# Bilinear Constraint

I would like to formulate the following Optimization problem. My question is focused on the constraint. Given a "typical" objective function, e.g.:

$$\min c^T v$$

s.t.

$$0 = a_1 v_1 - a_2 v_2 + a_3 v_3 + a_4 v_4 +\dotsb$$

or written alternatively:

$$\begin{gather} 0 = a^T Q v \\ 0 \le b_L ≤ v \le b_U \\ 0 < d_L ≤ a ≤ d_U, \end{gather}$$

where $v$ and $a$ are variable vectors ($a$ is strictly positive and $v$ is positive); $b$ and $d$ are upper and lower bound vectors. I recognize that this constraint is bilinear. I'm hoping this problem is a recastable as LP or MILP given the equalities, and the positive variables. Is there an easy LP re-casting in this case?

I should mention that keeping the number of new constraints down to a minimum is at a premium. The McCormick convex relaxation seems like overkill (each constraint being recast with 4 new ones). Also, if possible I would like to implement this in IBM ILOG CPLEX.

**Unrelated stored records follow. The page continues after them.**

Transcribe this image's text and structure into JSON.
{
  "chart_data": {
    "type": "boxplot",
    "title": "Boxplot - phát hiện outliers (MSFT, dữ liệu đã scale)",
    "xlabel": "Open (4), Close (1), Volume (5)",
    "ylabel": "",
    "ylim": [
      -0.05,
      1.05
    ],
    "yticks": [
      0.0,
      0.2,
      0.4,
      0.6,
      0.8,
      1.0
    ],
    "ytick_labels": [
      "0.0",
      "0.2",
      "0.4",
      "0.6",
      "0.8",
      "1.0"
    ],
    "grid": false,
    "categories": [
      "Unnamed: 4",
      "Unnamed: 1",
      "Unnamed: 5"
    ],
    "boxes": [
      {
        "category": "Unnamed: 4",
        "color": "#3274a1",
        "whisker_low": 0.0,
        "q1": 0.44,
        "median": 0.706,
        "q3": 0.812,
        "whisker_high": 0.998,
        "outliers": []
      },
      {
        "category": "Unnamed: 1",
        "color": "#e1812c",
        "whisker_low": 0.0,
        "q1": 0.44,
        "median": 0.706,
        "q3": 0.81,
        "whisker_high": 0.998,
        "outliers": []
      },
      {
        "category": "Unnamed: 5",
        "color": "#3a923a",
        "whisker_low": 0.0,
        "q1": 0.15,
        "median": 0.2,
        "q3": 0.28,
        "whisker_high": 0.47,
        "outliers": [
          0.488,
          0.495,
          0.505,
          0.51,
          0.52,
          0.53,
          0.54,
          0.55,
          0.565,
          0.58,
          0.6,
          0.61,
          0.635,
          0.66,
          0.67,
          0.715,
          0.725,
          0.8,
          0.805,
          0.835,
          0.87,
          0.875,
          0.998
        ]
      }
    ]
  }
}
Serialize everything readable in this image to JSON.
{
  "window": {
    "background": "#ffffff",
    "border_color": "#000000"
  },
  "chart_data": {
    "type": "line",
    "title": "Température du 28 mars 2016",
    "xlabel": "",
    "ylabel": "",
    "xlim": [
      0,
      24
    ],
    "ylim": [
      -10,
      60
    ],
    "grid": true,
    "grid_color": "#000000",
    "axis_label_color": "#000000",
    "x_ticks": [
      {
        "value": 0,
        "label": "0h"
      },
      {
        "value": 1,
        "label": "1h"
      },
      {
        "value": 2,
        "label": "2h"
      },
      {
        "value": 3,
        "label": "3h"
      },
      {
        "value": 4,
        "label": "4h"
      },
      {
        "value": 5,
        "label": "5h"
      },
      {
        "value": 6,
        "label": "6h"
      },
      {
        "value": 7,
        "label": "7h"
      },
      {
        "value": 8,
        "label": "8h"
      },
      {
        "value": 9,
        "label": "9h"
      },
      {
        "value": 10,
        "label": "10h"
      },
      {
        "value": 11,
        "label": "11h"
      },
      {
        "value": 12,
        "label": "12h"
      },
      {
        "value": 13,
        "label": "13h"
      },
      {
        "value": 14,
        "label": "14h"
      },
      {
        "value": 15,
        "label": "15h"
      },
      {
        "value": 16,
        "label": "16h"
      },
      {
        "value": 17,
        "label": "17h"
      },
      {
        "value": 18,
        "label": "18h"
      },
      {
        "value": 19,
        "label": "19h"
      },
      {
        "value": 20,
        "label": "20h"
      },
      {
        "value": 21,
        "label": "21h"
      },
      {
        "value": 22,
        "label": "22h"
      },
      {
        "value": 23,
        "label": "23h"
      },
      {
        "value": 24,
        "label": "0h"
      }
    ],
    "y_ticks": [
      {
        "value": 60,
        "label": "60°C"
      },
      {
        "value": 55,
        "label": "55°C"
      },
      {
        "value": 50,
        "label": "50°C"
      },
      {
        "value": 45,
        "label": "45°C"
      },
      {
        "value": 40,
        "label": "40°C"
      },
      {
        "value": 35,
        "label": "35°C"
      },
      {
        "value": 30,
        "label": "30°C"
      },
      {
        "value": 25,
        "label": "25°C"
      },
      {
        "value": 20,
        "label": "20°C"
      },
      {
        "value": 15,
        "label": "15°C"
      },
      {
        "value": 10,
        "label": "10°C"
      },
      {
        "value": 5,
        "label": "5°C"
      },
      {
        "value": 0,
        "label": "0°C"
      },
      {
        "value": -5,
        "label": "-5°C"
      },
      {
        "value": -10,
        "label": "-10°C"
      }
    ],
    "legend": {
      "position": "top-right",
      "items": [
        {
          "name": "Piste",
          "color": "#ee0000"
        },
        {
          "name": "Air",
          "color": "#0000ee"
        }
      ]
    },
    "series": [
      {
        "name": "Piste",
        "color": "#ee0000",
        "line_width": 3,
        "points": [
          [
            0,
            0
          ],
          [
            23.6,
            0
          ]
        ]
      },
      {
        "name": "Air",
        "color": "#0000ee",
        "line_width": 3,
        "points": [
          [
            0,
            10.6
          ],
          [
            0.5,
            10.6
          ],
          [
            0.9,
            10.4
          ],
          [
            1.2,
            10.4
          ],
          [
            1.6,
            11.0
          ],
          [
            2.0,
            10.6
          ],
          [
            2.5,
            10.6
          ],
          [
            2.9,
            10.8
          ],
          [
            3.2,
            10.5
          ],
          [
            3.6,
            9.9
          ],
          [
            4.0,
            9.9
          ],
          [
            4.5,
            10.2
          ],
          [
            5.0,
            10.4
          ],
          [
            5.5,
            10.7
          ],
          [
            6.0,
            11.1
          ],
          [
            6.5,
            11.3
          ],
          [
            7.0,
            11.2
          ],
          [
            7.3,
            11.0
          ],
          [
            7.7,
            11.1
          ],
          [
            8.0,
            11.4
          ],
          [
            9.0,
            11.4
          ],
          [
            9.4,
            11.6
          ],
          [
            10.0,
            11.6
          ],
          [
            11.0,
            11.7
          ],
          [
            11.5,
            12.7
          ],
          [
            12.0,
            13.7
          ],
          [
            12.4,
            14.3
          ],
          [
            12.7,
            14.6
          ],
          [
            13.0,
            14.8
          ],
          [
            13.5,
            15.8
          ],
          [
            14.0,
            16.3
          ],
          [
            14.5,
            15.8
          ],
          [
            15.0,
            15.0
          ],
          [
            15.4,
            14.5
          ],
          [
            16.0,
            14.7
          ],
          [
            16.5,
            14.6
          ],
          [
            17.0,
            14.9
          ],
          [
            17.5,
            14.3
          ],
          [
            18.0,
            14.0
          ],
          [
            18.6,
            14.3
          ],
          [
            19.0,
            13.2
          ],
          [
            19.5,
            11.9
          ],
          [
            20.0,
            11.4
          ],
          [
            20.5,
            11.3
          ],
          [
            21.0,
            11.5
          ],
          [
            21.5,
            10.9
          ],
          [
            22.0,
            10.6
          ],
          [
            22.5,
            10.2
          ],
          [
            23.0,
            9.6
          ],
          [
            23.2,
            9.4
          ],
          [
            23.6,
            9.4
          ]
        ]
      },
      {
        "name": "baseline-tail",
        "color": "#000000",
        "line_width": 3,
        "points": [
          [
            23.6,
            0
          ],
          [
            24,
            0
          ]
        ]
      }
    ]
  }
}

• It might be difficult then you think, as $0=a^T Q v$ is not convex. Also, is the minus sign in $-a_2v_2$ intended? – user251257 Jul 14 '15 at 18:05
• yes, some elements of Q will be negative! – Hybrid Jul 15 '15 at 12:13
• Like I said, it isn't straight forward. You could try SQP type methods. – user251257 Jul 15 '15 at 12:18
• Agreed, there is no simple re-casting of this problem. – Michael Grant Jul 15 '15 at 12:27
• If all elements of Q were made positive, would it be possible? – Hybrid Jul 15 '15 at 12:37

You may decompose the bilinear constraint $a^TQv$ using a LU decomposition of $Q=LU$. Something like $x=L^Ta$ and $y=Uv$. Next, instead of using the bilinear constraint $x^Ty=0$, a (stronger) complementarity constraint is used $-b_i M\leq x_i\leq b_i M$ and $-(1-b_i) M\leq y_i\leq (1-b_i) M$, where $M$ is a large positive number and $b$ is a boolean variable.